If
you haven’t heard the controversy to the ending of Mass
Effect 3
by now, then you’re just not a gamer—or you don’t waste as much
time on YouTube
like I do.
But
studying the ending to this otherwise masterpiece of video game based
interactive storytelling can be extremely helpful, because you will
then know what not to do when it comes to endings. And knowing what
not
to
do can be more valuable than knowing what to
do.
For
starters, the ending suffers from a bad lack of clarity. Most gamers
were left confused over what was really going on. After Harbinger
decimates Hammer Squad likes it’s nothing, and then just leaves
like a pimp after assuming everyone’s a corpse, and Shepard wakes
up badly wounded struggling to his feet, my own first set of
questions popped up:
1)
What the hell happened to my cool personalized and modified armor?
Why is he (or she if, like me, you played “FemShep”—What? Did
you think I was going to look at a man’s
butt for 50+ hours?) suddenly in a badly beaten and burned version of
the standard N7 armor he started with at the game’s beginning?
2)
Where’s my rockin’ awesome Widow sniper rifle? Why is it that the
only gun near him in the whole death field just happens to be the
worst handgun in the Mass Effect universe? I might have even been
okay with the ending(s) if I hadn’t had to die fifteen times to
three wimpy Husks and one wussy Marauder because my gun sucked and
Shepard’s crippled ass couldn’t aim steady! That’s a whole lot
of work to go through for just a “meh” set of endings with no
resolution.
3)
Oh. AND WHAT THE HELL HAPPENED TO MY TWO SQUAD MATES! One second they
were with me, and then suddenly gone, disappeared, no where to be
found, not even two dead corpses.
4)
After getting beamed up onto the Citadel and having to deal with the
Illusive Man (which was actually the only part in the entire ending
that seemed to have been handled well), and Shepard’s nearly bled
out, do we suddenly get dumped with a Deus
Ex Machinae
in the form of a ghost boy calling himself the Catalyst who then
gives Shep three choices on stopping the Reapers, all of which ends
up in his death (well, except for the “perfect” ending in the
Destroy option, where it shows him taking a gasp of breath even
though the Destroy option was supposed to destroy all synthetics and
Shep is half synthetic. And for the record, I didn’t pick the
Destroy option. Screw the organics! I ain’t killing off the Geth
and EDI just to take out the Reapers, not when other options are
available, you heartless psychopaths!).
And
those are just a tiny tiny sample of the almost infinite amount of
questions the ending left you with.
And
that is the true problem with the ending before it got “fixed”

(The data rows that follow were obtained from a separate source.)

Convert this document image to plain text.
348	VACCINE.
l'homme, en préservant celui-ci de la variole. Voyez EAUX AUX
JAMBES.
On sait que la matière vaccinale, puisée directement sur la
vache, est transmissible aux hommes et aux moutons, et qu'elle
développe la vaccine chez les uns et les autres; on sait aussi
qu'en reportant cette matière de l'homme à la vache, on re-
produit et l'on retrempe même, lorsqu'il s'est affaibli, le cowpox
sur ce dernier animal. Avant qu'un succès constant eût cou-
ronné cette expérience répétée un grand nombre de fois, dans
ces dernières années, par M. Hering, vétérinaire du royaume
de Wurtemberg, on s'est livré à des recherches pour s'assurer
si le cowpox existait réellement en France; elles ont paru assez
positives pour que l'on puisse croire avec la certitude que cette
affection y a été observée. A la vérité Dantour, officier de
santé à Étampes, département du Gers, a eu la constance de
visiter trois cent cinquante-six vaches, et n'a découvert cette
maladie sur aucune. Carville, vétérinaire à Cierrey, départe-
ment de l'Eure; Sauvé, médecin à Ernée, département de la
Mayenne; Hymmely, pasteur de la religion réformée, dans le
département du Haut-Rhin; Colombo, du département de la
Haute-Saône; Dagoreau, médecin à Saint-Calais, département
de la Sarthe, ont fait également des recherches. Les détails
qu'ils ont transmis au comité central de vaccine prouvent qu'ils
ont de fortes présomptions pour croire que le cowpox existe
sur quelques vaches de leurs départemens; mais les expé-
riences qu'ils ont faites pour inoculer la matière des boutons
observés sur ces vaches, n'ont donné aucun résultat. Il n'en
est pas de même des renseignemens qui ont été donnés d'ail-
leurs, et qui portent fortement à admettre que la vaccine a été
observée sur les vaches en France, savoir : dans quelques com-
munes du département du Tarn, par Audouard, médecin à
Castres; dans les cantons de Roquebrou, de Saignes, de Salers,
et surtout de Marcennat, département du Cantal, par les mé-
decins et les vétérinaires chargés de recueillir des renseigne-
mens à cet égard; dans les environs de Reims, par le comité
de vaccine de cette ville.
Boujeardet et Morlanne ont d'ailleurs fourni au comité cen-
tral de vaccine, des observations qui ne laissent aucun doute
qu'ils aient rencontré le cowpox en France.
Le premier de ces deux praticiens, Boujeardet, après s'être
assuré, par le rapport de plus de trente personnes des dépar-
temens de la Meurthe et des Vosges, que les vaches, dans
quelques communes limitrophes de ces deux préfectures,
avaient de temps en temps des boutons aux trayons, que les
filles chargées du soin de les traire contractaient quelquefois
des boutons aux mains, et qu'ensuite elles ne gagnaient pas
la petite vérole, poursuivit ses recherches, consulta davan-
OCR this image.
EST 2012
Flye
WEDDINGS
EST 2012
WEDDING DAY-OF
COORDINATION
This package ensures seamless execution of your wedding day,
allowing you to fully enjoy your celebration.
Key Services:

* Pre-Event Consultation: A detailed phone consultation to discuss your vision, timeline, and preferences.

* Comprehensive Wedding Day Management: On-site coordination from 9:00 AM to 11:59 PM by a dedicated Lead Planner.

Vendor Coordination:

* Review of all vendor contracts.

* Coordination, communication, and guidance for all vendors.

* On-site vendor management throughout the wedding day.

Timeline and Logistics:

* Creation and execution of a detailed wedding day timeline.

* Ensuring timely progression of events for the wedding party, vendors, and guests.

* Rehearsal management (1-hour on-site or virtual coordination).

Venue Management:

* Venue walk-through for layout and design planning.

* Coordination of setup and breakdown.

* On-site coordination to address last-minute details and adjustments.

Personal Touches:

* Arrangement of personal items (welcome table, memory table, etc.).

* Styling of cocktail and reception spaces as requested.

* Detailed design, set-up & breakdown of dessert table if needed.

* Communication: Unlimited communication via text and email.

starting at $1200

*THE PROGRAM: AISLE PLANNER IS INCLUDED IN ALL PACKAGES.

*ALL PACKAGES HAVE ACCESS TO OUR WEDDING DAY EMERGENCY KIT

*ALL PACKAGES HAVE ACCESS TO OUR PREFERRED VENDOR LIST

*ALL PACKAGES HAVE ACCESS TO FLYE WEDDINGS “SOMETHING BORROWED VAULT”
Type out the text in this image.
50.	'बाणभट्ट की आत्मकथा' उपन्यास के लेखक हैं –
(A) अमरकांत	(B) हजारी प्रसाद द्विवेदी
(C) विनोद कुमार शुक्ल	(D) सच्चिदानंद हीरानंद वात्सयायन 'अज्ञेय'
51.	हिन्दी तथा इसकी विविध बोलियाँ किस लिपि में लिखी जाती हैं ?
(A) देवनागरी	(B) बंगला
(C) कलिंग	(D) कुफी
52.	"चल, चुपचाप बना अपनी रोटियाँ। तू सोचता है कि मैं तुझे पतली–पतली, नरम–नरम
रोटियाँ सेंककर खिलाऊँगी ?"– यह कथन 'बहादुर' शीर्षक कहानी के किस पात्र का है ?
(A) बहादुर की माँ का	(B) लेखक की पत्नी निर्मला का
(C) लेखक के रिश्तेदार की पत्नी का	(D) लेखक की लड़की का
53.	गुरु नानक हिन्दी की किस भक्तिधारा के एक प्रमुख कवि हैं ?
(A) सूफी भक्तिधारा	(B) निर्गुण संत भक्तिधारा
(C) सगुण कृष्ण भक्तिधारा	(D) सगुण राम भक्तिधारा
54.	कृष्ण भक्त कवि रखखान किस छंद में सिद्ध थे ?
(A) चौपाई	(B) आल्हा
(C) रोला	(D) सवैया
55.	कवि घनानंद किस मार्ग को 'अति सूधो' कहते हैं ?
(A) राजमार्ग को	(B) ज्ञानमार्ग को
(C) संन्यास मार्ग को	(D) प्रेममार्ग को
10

with an extended cut that finally fixed some of the plot holes and
offered resolution, but still leaves you stuck fighting off the husks
and marauder with the crappy gun and non-modified armor. It wasn’t
that Shep died (now he only clearly dies in two of the endings). It
wasn’t because you were left with only “three” choices. It
wasn’t even that annoying ghost boy I wish I could shoot (which I
now can but….). It’s because no matter how it ended, the plot
holes were still glaringly obvious. And
they wouldn’t have even been noticeable by most if the ending had
been done well.
And
it all comes down to the editing. Vital parts were missing, parts
that might have provided the needed clarity. I could see what they
were trying for, and I even applaud the attempt. And if it had been
done correctly, fans would have been arguing over the philosophic
merits and flaws of the ending instead of…well, it’s fictional
structure. They managed to keep the players in a suspension of
disbelief all the way through 90+ hours of gaming, only to completely
break that suspension in the last five minutes of it.
If
anything proves just how important the ending to a story can be, ME 3
shows it with perfect clarity.
A
couple months ago Bioware came out with a free DLC that provided an
“extended ending,” adding cutscenes and dialogue to help bring
more clarity to what actually happened (Was Shepard being
Indoctrinated and it all was just a dream? Did it really happen, and
the galaxy really is that screwed? And how did the Mass Relays blow
up without destroying all the star systems they’re in like what
happened when Shep walloped a Mass Relay with an asteroid in “The
Arrival” DLC? Or was it a bizarre combination of real events mixed
with Shep hallucinating from an Indoctrination attempt by Harbinger?
And where
the hell did Harbinger go?!).
While
they did manage to pull it off to some extent. I still
wondered at first if the damage was already done, and there was no
going back? No more suspension of disbelief? But what I discovered
with the extended ending was that, yes, suspension of disbelief can
be returned with a good enough fix, but I still haven’t stopped
caring about being stuck with the crappy gun and not having my cool
armor anymore. I’m just willing to set that part aside now.
Personally,
I think they should’ve gone with this ending.
After all, why not? The damage is already done anyhow.
So
let this be a lesson to all storytellers, no matter the medium they
tell their stories in:
Never,
ever, ever screw up the ending.
And
always, always give your audience the resolution they need.